Depois vinha uma folha, dividida em quatro: gosto x não gosto, quero levar x quero deixar, que uma outra amiga disse que era bom que eu o fizesse. No dia, estávamos bebendo, sem saber, o café mais caro de São Paulo, quando ela, sabendo muito sobre mim, fala: meu bem, você precisa seguir em frente, e perceber o que você aprendeu com tudo isso. Assim, quando cheguei em casa, montei o origami da minha vida. Uma espécie de venda de móveis e cacarecos da casa, no jardim da própria casa. Ficar. Doar. Vender. Igual os programas de reforma do Discovery Home & Health.
Uma espécie de venda de móveis e cacarecos da casa, no jardim da própria casa.
Foi o que o exercício-origami me possibilitou. Observar muito do tudo que havia acontecido em um ano morando fora pela primeira vez, por meio de uma extensão da consciência.
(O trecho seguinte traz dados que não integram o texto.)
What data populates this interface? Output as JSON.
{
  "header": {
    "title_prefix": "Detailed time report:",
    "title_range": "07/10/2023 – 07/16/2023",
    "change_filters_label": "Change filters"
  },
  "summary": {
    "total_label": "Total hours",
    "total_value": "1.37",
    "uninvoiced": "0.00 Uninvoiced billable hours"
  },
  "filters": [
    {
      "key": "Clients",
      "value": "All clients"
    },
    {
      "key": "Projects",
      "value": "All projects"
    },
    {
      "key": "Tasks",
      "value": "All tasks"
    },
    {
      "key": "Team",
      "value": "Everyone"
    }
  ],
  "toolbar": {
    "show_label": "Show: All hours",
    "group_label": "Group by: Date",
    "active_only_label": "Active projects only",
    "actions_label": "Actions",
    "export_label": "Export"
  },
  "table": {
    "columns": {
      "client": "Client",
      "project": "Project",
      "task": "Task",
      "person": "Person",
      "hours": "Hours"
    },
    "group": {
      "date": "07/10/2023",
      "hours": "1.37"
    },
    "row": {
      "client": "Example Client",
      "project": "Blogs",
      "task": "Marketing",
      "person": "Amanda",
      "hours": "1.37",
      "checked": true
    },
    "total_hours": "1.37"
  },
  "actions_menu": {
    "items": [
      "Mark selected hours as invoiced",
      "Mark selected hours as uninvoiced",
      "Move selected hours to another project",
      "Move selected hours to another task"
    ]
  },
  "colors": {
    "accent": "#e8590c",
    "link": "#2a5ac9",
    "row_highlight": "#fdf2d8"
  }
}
Ou o jardim de uma casa. Reposicionar os itens que entrariam, aqueles que permaneceriam, e outros que já não cabiam mais. O processo de aprendizagem daqueles que ainda se consideram faixas brancas, no jogo da vida.
Falando nelas, desde que saí da casa daqueles que sempre me foram casa, gosto de observar minha vida como em temporadas. Assim, o meu diário, que terminou ontem, representaria a terceira temporada, enquanto hoje já me encontro no meio da quarta. Tanto as temporadas, como os capítulos, abraçariam a ideia de observar a vida como um livro. Como um oráculo. Algo que em última instância se comunicaria comigo diante de tantas mudanças de locação e elenco. Um desafio incrível para aqueles que além de protagonistas, gostariam de ocupar as funções de diretor e roteirista da própria vida.
“Hay que regresar el pasado sabiendo que el pasado és lo que más cambia” A Sociedade da Neve (2023)
Annie Ernaux, vencedora do prêmio Nobel de literatura, e minha paixão nos últimos tempos, escreveu que nutre dois diários. Um para os acontecimentos de cunho mais pessoal, e um voltado para a própria escrita. Para ela, ambos seriam um local do desfrute. Da completa fruição. Sem a preocupação com a edição, ou com a transformação do texto para o olho do outro. Este último, para a escritora francesa, estava no espaço de criação da literatura em si, o “canteiro de obras”.
Já na metade da escrita da minha dissertação de mestrado pude entender o que ela quis dizer. Enquanto estive em São Paulo, anotei os mínimos detalhes e as mínimas percepções que me aconteciam em campo no meu diário de pesquisa - que aqui na França, eles chamariam de journal de terrain. Lá eu podia bradar de medo, expor minhas inseguranças e meus desconfortos. Um diário de duzentas páginas que em sua integralidade, muito provavelmente, ninguém um dia leia.
Já a minha dissertação, que aqui se aplicaria a obra literária - e que eu faço um grande esforço para preservar a poesia, no meio de tanta academia, se alimentaria do diário, mas cortaria. Editaria. E traria novas “citações” para a mesa. Ou seja, se a escrita de um livro fosse um canteiro de obras, o diário seriam os tijolos que nos permitiriam moldar a casa, com a vista do jardim. Até você não reconhecer mais a própria casa. Mas isso já é história para uma próxima newsletter.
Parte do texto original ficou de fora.